Surprisingly, Minimum Resolvable Temperature Difference (MRTD) measurements can be made with an accuracy better than the “total system uncertainty” spec of the blackbody. For small incremental temperature measurements made near zero DT and spaced closely in time, measurement accuracy is determined by the temperature noise (short term stability) and linearity of the blackbody, rather than its absolute accuracy.

Recall that MRTD measurements are made by recording the minimum resolvable positive contrast, the minimum resolvable negative contrast, and then averaging the two. This removes any inaccuracies in the reference (target) temperature. Additionally, the MRTD measurement now depends not on the accuracy of the blackbody, but on its linearity (that is, any offset error in the blackbody temperature will eliminated the positive and negative temperatures are averaged. The only remaining error is linearity: how well the slope of the temperature calibration curve matches true temperature).
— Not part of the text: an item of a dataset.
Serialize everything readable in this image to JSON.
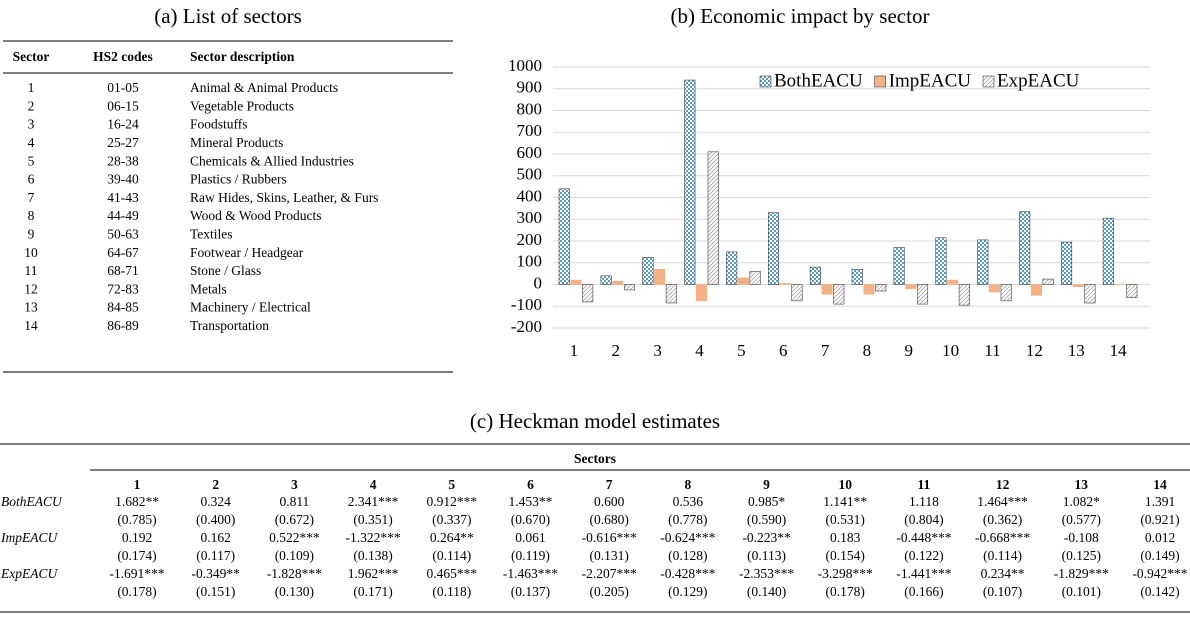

Temperature measurement linearity for an SBIR 2000 Series Blackbody is better than .0015°C/°C at any point within the blackbody’s range. Linearity is even better near zero DT: on the order of .0010°C/°C. So for small MRTDs (half a degree or less), error due to blackbody nonlinearity is less than the resolution of the temperature readout. The only significant error source is the short term stability of the blackbody system. The data sheet for the 2000 Series Blackbodies specifies short term stability as ±.003°C. This is a conservative spec — the blackbodies easily exceed this level of performance, particularly near zero DT in a stable lab environment. You should be able to make your MRTD measurements with blackbody uncertainty of better than ±3mK.